Ora, però, ogni mese assistiamo simpaticamente ai costruttori di nuove Margherite. L’ultimo in ordine di tempo è il capo del piccolo partito personale di Italia Viva, il vulcanico Renzi che addirittura ha annunciato la costruzione di una “Margherita 4.0”. Segue una infinità di altri tentativi. A partire da quello dell’assessore di Roma Alessandro Onorato – a proposito, che fine ha fatto? – che aveva riunito in alcune occasioni i cosiddetti “civici” dietro il suggerimento dell’ex dirigente comunista del Pd Goffredo Bettini. Per non parlare dell’ex grillino Spadafora che con la sua associazione vuole dar vita e da tempo, come da copione, ad un’altra Margherita.
Ambizioni personali e sigle ornamentali
Ma non manca all’appuntamento il sempre verde ed ex renzianissimo Delrio che a nome dei cattolici democratici del Pd – ormai una piccola, insignificante ed ornamentale ridotta indiana – lascia trapelare il retroscena di una eventuale e del tutto potenziale “nuova Margherita” alleata con il Pd della Schlein. Senza dimenticare, e mi scuso se lo cito per ultimo, il neo partito/movimento/gruppo/think-tank – non si è ancora ben capito – dell’ex Direttore dell’Agenzia delle Entrate Ernesto Maria Ruffini telecomandato, almeno così pare, dall’intramontabile Romano Prodi.
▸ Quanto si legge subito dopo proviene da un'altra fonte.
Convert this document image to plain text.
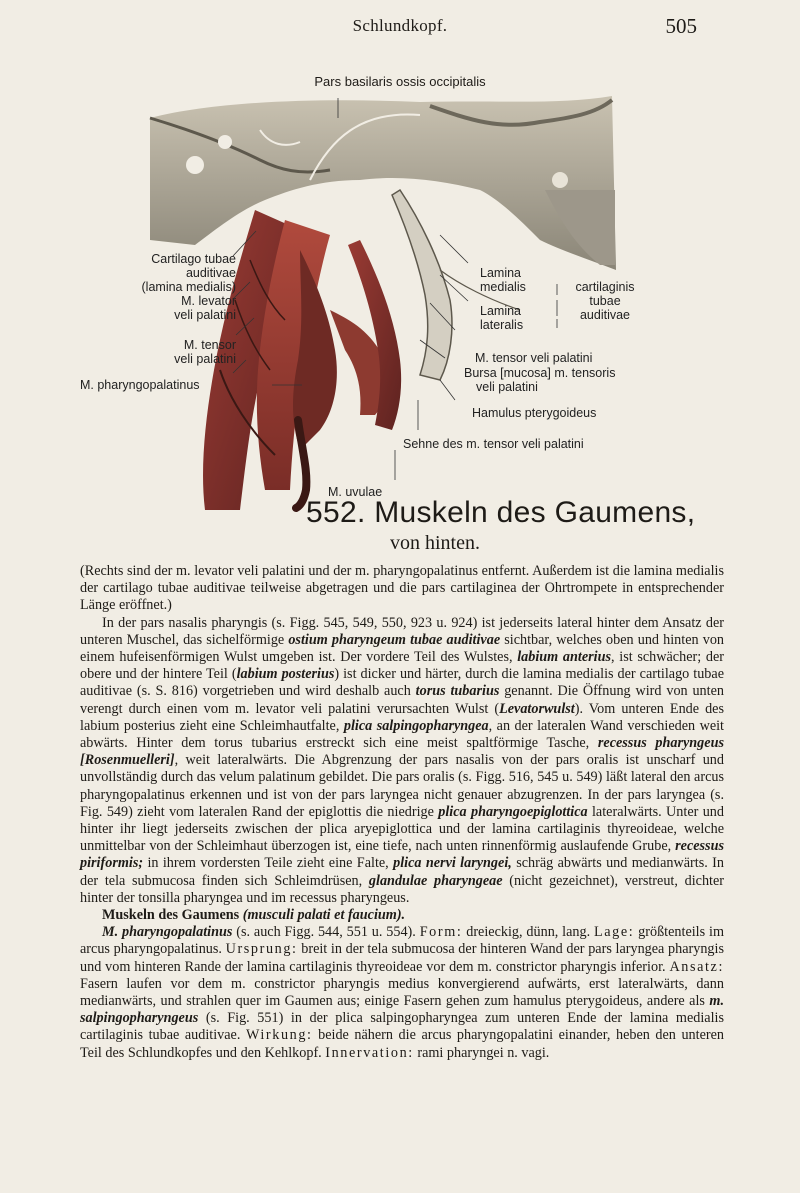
Schlundkopf.	505
Pars basilaris ossis occipitalis
Cartilago tubae
auditivae
(lamina medialis)
M. levator
veli palatini
M. tensor
veli palatini
M. pharyngopalatinus
Lamina
medialis
Lamina
lateralis
cartilaginis
tubae
auditivae
M. tensor veli palatini
Bursa [mucosa] m. tensoris
veli palatini
Hamulus pterygoideus
Sehne des m. tensor veli palatini
M. uvulae
552. Muskeln des Gaumens,
von hinten.

(Rechts sind der m. levator veli palatini und der m. pharyngopalatinus entfernt. Außerdem ist die lamina medialis der cartilago tubae auditivae teilweise abgetragen und die pars cartilaginea der Ohrtrompete in entsprechender Länge eröffnet.)

In der pars nasalis pharyngis (s. Figg. 545, 549, 550, 923 u. 924) ist jederseits lateral hinter dem Ansatz der unteren Muschel, das sichelförmige ostium pharyngeum tubae auditivae sichtbar, welches oben und hinten von einem hufeisenförmigen Wulst umgeben ist. Der vordere Teil des Wulstes, labium anterius, ist schwächer; der obere und der hintere Teil (labium posterius) ist dicker und härter, durch die lamina medialis der cartilago tubae auditivae (s. S. 816) vorgetrieben und wird deshalb auch torus tubarius genannt. Die Öffnung wird von unten verengt durch einen vom m. levator veli palatini verursachten Wulst (Levatorwulst). Vom unteren Ende des labium posterius zieht eine Schleimhautfalte, plica salpingopharyngea, an der lateralen Wand verschieden weit abwärts. Hinter dem torus tubarius erstreckt sich eine meist spaltförmige Tasche, recessus pharyngeus [Rosenmuelleri], weit lateralwärts. Die Abgrenzung der pars nasalis von der pars oralis ist unscharf und unvollständig durch das velum palatinum gebildet. Die pars oralis (s. Figg. 516, 545 u. 549) läßt lateral den arcus pharyngopalatinus erkennen und ist von der pars laryngea nicht genauer abzugrenzen. In der pars laryngea (s. Fig. 549) zieht vom lateralen Rand der epiglottis die niedrige plica pharyngoepiglottica lateralwärts. Unter und hinter ihr liegt jederseits zwischen der plica aryepiglottica und der lamina cartilaginis thyreoideae, welche unmittelbar von der Schleimhaut überzogen ist, eine tiefe, nach unten rinnenförmig auslaufende Grube, recessus piriformis; in ihrem vordersten Teile zieht eine Falte, plica nervi laryngei, schräg abwärts und medianwärts. In der tela submucosa finden sich Schleimdrüsen, glandulae pharyngeae (nicht gezeichnet), verstreut, dichter hinter der tonsilla pharyngea und im recessus pharyngeus.

Muskeln des Gaumens (musculi palati et faucium).

M. pharyngopalatinus (s. auch Figg. 544, 551 u. 554). Form: dreieckig, dünn, lang. Lage: größtenteils im arcus pharyngopalatinus. Ursprung: breit in der tela submucosa der hinteren Wand der pars laryngea pharyngis und vom hinteren Rande der lamina cartilaginis thyreoideae vor dem m. constrictor pharyngis inferior. Ansatz: Fasern laufen vor dem m. constrictor pharyngis medius konvergierend aufwärts, erst lateralwärts, dann medianwärts, und strahlen quer im Gaumen aus; einige Fasern gehen zum hamulus pterygoideus, andere als m. salpingopharyngeus (s. Fig. 551) in der plica salpingopharyngea zum unteren Ende der lamina medialis cartilaginis tubae auditivae. Wirkung: beide nähern die arcus pharyngopalatini einander, heben den unteren Teil des Schlundkopfes und den Kehlkopf. Innervation: rami pharyngei n. vagi.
E, come ovvio, non cito molti altri tentativi per evitare di allungare questa breve e sintetica riflessione.
Non ridicolizzare una storia politica
Ecco perché, alla luce di queste esperienze e di questi concreti tentativi, forse quando si parla a sproposito della Margherita è bene applicare quello che andiamo dicendo da svariati lustri sulla storica Democrazia Cristiana. E cioè, per quanto riguarda la Margherita – come, appunto, anche per la Dc – non sfregiamola con accorgimenti, tentativi, proposte e progetti che, purtroppo, contribuiscono solo a ridicolizzare una grande operazione politica, culturale e programmatica che ha caratterizzato il campo riformista nel nostro Paese nei primi anni Duemila.
E che, purtroppo, lo possiamo ormai dire senza tema di essere smentiti, è stata liquidata e sciolta forse con troppa superficialità e frettolosità dai grandi, qualificati ed autorevoli dirigenti di quel partito in quegli anni. Al punto che ormai da anni – soprattutto dopo che il Pd è diventato a tutti gli effetti un tassello organico e fondamentale della storica filiera politica e culturale del Pci/Pds/Ds/Pd – se ne invoca la rinascita o il ritorno.
Ma, con altrettanta chiarezza ed onestà intellettuale, forse è anche arrivato il momento per dire che coloro che, giustamente e legittimamente, ambiscono ad avere un ruolo e seggi parlamentari nel campo della coalizione di sinistra e progressista, non accampino nuove Margherite ma, molto più semplicemente, si limitino a concordare con i veri azionisti della coalizione qualche strapuntino attraverso le loro sigle personali, senza scomodare un partito che ha contribuito, qualunque sia l’opinione e il giudizio dei singoli, a costruire un pezzo importante del riformismo politico e di governo nel nostro Paese.